When we last spoke, Ryan had arrived at the cabin to break Ozark solitude. We watched Gold Rush and mused over how shows on TLC (a.k.a. the LEARNING channel) used to actually be educational and not just a reality TV wolf in “educational” sheep’s clothing.

Unfortunately, rained moved in Friday morning. We slept in a little, I found a yoga video on Youtube to follow, and we finally made our way out to ride forest roads in the afternoon. Not long into our ride, we started half-wheeling each other on climbs. As tired as I was from the 4 hours of rock fights the day before, our ride soon devolved into full-blown singlespeed hill-climbing fights. 2.5 hours later, we coasted back in to trailhead parking lot- exhausted, cold, and covered in gravel road mud/sand. Short, sweet, and to the point.

Friday night, Kenny showed up. Saturday, he rode singlespeed with us (his first time to ditch gears at Syllamo), and generally kicked ass and looked like he’d been singlespeeding all his life.

(P.S. Yes, Kenny wears a full-face helmet. He broke his face pretty bad once, and he’s trying to avoid a repeat performance.)

The cold weather froze a lot of the springs that normally keep some sections of trail damp. That, combined with the dry air and sunshine, made for perfect riding conditions.

Ryan, who was beaten up from both the previous day’s climbing and his general downtick in recent training volume, went back to the cabin after 3 hours while Kenny and I continued on for two more.
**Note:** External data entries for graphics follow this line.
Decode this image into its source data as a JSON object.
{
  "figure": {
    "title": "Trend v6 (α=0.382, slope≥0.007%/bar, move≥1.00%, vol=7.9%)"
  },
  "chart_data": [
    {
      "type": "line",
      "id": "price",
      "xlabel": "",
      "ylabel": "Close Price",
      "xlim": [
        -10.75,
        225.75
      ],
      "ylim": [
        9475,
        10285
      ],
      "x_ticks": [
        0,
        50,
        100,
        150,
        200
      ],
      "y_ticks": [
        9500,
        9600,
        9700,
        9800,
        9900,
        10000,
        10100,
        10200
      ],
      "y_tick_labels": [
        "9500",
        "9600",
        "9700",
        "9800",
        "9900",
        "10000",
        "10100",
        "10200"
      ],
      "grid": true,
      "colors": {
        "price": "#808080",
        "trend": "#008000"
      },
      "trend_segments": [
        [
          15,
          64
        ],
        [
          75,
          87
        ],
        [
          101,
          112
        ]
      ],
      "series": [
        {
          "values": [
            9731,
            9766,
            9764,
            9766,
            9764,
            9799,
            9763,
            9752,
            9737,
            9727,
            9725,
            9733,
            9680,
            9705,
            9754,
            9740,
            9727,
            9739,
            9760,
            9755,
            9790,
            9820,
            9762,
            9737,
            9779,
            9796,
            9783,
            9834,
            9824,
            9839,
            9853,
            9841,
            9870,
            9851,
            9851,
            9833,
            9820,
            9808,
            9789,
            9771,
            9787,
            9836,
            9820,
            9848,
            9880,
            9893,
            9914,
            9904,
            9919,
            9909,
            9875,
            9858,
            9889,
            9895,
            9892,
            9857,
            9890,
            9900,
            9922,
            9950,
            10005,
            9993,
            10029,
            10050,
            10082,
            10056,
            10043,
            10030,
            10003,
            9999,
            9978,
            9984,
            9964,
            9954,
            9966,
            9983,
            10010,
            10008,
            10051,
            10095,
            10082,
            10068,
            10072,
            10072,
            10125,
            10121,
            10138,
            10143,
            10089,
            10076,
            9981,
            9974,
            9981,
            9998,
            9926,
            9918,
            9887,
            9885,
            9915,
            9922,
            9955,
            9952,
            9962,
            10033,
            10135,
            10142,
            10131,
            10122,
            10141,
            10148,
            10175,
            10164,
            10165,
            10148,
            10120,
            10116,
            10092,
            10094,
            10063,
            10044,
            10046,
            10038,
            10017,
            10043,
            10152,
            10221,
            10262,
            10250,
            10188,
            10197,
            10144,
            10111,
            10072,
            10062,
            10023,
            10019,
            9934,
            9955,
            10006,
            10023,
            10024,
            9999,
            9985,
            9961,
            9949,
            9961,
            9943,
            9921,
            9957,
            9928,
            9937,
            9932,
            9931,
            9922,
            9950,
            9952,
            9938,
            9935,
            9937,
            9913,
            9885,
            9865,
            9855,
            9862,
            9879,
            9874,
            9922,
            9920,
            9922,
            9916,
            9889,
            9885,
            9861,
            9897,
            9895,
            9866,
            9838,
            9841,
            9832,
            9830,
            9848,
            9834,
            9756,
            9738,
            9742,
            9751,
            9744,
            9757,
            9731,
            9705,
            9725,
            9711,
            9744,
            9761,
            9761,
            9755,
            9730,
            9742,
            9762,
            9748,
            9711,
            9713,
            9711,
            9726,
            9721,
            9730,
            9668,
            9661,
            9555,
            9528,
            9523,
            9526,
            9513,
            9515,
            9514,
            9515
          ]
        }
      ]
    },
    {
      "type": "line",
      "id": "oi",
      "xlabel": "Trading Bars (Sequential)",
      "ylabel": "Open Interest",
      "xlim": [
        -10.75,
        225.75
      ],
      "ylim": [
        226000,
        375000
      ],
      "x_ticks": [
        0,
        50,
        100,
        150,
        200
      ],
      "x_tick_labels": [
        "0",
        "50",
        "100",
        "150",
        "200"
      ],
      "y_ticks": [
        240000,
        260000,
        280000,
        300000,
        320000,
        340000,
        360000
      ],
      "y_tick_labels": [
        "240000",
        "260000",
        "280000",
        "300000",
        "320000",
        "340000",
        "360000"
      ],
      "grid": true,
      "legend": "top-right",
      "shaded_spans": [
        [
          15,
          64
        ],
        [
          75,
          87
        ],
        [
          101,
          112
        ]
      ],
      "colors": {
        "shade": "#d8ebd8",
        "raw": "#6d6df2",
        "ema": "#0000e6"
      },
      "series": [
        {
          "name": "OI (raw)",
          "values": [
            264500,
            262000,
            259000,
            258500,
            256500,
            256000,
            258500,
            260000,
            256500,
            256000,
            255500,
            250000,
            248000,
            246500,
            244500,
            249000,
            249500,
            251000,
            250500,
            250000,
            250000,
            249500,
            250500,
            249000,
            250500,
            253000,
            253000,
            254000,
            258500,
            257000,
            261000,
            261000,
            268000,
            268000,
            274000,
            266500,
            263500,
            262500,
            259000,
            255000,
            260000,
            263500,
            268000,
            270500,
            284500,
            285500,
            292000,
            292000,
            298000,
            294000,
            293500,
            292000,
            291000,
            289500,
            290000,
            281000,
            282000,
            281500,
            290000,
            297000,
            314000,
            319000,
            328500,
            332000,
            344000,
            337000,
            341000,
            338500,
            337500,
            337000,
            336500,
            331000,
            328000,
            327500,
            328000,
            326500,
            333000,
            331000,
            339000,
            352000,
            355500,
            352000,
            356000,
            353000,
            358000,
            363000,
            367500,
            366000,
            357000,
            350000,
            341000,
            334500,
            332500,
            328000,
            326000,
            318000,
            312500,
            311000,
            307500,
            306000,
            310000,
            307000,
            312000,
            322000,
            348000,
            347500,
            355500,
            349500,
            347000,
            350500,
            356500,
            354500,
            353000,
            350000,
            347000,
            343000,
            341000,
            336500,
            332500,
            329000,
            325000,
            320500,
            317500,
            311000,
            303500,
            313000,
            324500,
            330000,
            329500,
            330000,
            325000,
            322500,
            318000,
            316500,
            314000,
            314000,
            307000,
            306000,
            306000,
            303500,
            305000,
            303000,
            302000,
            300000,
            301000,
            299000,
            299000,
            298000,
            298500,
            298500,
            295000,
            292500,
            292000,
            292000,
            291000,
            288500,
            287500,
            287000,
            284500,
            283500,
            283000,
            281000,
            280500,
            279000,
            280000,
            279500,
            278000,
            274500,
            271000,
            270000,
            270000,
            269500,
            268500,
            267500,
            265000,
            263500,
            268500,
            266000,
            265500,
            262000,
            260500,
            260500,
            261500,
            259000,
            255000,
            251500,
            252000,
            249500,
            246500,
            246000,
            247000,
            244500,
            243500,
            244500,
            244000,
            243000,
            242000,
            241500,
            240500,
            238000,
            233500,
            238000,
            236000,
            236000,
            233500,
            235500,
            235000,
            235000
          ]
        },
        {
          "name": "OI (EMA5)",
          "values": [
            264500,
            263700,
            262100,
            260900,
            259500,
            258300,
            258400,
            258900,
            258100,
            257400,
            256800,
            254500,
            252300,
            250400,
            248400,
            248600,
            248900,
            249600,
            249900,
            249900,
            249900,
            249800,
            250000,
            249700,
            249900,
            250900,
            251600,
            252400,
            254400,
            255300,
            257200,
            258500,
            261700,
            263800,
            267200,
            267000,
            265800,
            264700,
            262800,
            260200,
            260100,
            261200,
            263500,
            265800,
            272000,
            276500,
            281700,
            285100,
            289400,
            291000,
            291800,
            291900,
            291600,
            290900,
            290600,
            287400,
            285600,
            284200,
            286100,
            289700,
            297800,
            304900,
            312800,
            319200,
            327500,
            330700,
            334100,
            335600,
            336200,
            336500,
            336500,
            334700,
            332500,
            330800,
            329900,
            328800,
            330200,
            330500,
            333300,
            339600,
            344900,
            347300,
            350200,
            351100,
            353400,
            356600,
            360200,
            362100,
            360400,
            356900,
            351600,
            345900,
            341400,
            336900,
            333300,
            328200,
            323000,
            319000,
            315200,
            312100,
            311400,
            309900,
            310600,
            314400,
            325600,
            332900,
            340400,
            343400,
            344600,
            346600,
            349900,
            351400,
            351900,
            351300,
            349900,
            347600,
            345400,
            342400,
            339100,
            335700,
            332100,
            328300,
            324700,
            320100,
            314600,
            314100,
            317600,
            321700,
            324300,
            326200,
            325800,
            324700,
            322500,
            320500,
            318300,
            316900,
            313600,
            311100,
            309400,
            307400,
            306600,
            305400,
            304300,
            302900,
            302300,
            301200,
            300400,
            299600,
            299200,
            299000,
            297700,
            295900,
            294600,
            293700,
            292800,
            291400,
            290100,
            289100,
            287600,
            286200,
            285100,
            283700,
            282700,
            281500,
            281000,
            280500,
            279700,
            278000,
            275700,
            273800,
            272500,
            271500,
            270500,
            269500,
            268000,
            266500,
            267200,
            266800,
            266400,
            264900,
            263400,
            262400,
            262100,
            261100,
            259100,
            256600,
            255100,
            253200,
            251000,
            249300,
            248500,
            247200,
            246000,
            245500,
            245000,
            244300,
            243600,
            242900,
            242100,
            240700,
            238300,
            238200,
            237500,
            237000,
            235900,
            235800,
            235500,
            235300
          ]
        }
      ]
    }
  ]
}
Somewhere in the last two hours, I noticed that I was occasionally bottoming out my front rim on sharp trail spots. I’d been experimenting with lower pressures on an Ardent 2.4, and figured I’d just gone too low when I’d let a little air out earlier. Turns out, I was running 7psi (as measured by the Topeak digital pressure gauge). I hadn’t been bumping the rim immediately after the prior air-letting, so I attribute the somewhat sudden squishiness to a sealed-over puncture.

Also in the last two hours, I started to get what I call “stage race legs.” It’s the phenomenon that occurs when you should be getting more tired, but instead, you start feeling more like a Honey Badger. It makes you feel like a sponge for training.

Dinner from Tommy’s Famous pizza (best restaurant in Mountain View) was even more delicious than usual.

Sunday morning, I found the extra brain-rotting reality TV show about Bam Maragera getting married. As obnoxious as Bam Margera and MTV are, I can’t help but relate to some of the shenanigans.

I digress.

After breakfast, Kenny and I went out for another couple of hours on the Green and Orange trails (Ryan was still feeling some back tightness, so he stayed home). I figured out that 14psi is the perfect tire pressure for an Ardent 2.4. I also realized that I’m not as slow descending on a rigid fork as I’d originally thought I was. My legs felt destroyed, so up every climb, I thought about the Breck Epic, and realized that under the layers of pain left over from 4 days of riding, my legs were stronger than ever.

Five days in Arkansas won’t be nearly as gnarly as 6 days in the Rockies.
(shameless plea/side note- the entry fee/camping fee/food fee of the Breck Epic will be slightly upwards of $1500. If you feel as though you’d be entertained by my Colorado shenanigans, feel free to send a few bucks my way on Paypal)

Riding with friends is equally as entertaining as riding solo.

Training camp 2012 was a smashing success, and I rolled back home to Memphis feeling both tired and awesome. After a little recovery time, training ramps back up for the lead-in to Southern Cross, which seems to have appeared suddenly on the race horizon in the past couple of days. Time to lay off the beer and cookies and start getting serious. Or something.